Los Angeles film fest moving downtown

Event will be headquartered at L.A. Live from June 17-27

The Los Angeles Film Festival is headed downtown for its 2010 edition.

Based in Westwood since 2006, Film Independent's 16-year-old festival will be headquartered at L.A. Live from June 17-27. Half of its program is set for Regal Cinemas L.A. Live Stadium 14, with other screenings scheduled for REDCAT, the Roy and Edna Disney/CalArts Theater in Walt Disney Concert Hall; Downtown Independent on Main Street; Soundstage Theatre at the Grammy Museum; and the Orpheum Theatre on Broadway.

Open-air screenings will be held at California Plaza. The fest also will continue traditional nighttime screenings at the outdoor John Anson Ford Amphitheatre in Hollywood.

LAFF began looking for a new home shortly after last year's fest ended as the future of Westwood's stock of theaters began looking problematic. The Mann Festival Theatre closed in July, and the Village and Bruin theaters were in danger of shutting down until Regency Theatres took over the properties last month.

"We were faced with the possibility of not having a basic footprint in Westwood Village," festival director Rebecca Yeldham said.

So fest organizers began entertaining invitations from other parts of the city.

"We really fell in love with the opportunities downtown," Yeldham said. "Spending time at L.A. Live, the Arts District, theater row on Broadway and the other museums, feeling the energy down there, it felt like the right match."

Film Independent also ventured to L.A. Live for its annual Spirit Awards last month, but Yeldham said the two moves were unrelated.

Eager to play host, L.A. Live worked with the fest to accommodate its needs. Reduced parking rates will be offered, shuttles will connect the various venues, and the new all-digital Regal multiplex is installing projectors to accommodate film prints.

Realizing that luring some Westsiders downtown will be a challenge, the fest plans to stagger evening screening times to avoid rush-hour traffic.

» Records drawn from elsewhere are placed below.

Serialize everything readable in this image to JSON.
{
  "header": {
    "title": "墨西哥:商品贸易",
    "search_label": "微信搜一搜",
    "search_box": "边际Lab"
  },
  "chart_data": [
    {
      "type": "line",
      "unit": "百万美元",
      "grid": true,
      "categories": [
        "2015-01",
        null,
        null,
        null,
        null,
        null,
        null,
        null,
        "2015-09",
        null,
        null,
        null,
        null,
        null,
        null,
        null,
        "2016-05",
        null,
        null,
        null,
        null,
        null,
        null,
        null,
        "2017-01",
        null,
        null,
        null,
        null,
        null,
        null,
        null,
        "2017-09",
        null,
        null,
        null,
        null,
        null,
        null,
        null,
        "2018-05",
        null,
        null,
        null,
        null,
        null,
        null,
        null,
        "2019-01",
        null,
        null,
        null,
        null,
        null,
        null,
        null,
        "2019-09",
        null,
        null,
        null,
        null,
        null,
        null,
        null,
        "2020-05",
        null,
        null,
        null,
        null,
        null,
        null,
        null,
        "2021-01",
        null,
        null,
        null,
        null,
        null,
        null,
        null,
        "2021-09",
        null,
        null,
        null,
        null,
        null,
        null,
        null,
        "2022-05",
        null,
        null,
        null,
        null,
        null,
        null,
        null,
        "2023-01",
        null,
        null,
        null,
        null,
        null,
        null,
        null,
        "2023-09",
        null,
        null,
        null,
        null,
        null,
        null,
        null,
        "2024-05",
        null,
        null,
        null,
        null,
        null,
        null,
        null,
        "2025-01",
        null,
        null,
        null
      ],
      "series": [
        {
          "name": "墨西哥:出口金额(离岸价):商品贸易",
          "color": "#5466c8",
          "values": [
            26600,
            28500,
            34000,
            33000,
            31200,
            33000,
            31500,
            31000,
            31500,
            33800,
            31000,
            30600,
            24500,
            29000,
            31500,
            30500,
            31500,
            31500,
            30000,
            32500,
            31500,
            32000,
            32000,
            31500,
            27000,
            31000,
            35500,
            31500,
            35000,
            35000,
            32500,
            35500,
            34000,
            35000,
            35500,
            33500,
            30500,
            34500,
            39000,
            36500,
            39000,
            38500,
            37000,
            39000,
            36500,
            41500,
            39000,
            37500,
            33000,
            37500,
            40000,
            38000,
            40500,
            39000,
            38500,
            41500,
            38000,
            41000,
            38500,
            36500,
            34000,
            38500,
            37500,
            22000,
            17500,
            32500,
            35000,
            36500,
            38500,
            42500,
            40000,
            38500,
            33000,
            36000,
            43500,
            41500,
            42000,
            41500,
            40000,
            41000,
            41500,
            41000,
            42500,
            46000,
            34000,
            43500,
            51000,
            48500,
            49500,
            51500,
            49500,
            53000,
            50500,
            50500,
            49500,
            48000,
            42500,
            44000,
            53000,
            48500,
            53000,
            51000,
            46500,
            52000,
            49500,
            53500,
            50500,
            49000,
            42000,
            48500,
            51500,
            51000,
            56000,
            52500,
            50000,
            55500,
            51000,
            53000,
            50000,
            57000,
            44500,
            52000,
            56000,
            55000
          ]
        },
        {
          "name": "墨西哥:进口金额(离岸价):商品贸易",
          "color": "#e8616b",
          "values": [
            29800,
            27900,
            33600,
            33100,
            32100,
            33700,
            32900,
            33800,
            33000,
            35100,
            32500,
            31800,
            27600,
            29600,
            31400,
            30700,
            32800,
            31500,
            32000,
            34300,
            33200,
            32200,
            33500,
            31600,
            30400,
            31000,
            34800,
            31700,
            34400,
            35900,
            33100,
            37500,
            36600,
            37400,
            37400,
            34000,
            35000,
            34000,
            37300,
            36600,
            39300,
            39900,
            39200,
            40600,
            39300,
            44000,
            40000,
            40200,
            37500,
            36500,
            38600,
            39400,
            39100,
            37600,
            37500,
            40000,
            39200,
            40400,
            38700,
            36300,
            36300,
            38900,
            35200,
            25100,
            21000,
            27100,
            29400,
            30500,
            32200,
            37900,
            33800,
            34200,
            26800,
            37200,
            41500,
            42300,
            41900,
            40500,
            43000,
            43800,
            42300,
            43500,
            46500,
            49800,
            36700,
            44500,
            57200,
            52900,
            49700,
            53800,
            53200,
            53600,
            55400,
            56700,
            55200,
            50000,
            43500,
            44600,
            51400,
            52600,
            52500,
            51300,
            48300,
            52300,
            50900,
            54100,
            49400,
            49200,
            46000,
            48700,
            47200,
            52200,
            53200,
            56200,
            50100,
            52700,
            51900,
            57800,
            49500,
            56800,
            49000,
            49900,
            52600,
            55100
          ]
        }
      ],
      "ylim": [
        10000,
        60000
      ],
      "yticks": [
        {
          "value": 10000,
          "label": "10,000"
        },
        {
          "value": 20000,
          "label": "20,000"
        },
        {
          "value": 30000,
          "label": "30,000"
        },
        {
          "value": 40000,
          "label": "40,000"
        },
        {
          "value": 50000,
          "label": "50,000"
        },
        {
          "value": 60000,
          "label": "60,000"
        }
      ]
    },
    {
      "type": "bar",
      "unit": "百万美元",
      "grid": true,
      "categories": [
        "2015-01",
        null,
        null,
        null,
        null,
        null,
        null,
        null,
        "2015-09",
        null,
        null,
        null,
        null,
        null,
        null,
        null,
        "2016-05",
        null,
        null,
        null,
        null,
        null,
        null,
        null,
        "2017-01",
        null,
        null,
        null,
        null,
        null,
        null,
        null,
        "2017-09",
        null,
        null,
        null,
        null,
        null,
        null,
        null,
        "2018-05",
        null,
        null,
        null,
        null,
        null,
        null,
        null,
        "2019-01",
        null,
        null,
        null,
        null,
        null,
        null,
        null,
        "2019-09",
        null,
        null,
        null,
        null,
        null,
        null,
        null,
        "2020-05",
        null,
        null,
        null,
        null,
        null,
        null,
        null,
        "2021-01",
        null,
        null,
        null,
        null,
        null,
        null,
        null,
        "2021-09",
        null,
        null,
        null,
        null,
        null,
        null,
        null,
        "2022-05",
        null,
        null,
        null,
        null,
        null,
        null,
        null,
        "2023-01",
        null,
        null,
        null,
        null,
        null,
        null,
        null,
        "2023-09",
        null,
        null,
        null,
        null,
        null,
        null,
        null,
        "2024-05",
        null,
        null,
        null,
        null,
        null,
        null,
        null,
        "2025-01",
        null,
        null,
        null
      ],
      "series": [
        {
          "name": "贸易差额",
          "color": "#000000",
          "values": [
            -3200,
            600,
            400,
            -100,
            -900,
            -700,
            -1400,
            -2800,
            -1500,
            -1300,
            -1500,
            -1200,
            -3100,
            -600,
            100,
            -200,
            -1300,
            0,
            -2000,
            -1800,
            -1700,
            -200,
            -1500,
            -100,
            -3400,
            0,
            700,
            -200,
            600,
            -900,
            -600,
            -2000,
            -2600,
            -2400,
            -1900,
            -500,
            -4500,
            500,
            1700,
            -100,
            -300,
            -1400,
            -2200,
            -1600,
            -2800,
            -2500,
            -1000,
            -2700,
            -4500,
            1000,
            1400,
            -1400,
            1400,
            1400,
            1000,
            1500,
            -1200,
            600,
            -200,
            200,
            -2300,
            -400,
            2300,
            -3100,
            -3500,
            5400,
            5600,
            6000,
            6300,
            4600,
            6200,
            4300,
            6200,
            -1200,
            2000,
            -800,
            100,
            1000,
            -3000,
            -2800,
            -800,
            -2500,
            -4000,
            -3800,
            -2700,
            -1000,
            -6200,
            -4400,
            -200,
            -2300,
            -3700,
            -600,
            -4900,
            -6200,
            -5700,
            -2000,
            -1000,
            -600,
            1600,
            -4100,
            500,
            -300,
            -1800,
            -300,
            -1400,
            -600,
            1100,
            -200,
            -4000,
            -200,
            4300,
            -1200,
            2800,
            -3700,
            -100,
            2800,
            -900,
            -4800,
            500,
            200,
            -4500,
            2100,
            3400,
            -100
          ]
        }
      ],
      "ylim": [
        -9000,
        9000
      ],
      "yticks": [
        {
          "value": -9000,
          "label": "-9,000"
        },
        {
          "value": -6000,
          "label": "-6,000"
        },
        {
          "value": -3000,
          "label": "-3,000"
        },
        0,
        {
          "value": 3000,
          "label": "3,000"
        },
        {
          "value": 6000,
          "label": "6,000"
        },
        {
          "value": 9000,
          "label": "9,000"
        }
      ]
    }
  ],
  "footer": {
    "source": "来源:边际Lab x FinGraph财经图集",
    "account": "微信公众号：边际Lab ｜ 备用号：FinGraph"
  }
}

"We're hoping that the events and the films, combined with everything else downtown including the amazing restaurants, will be an incentive to get people to overcome their aversion to going downtown," Yeldham said. "Certainly, people with cultural interests already have a familiarity with the area."

Will the new location be reflected in the fest's programming?

"We're very conscious of putting together a very strong Latin program, and we think our Spanish-speaking films will be particularly strong this year," fest artistic director David Ansen said. "As to whether we'll have movies that are specific to downtown, we'll see."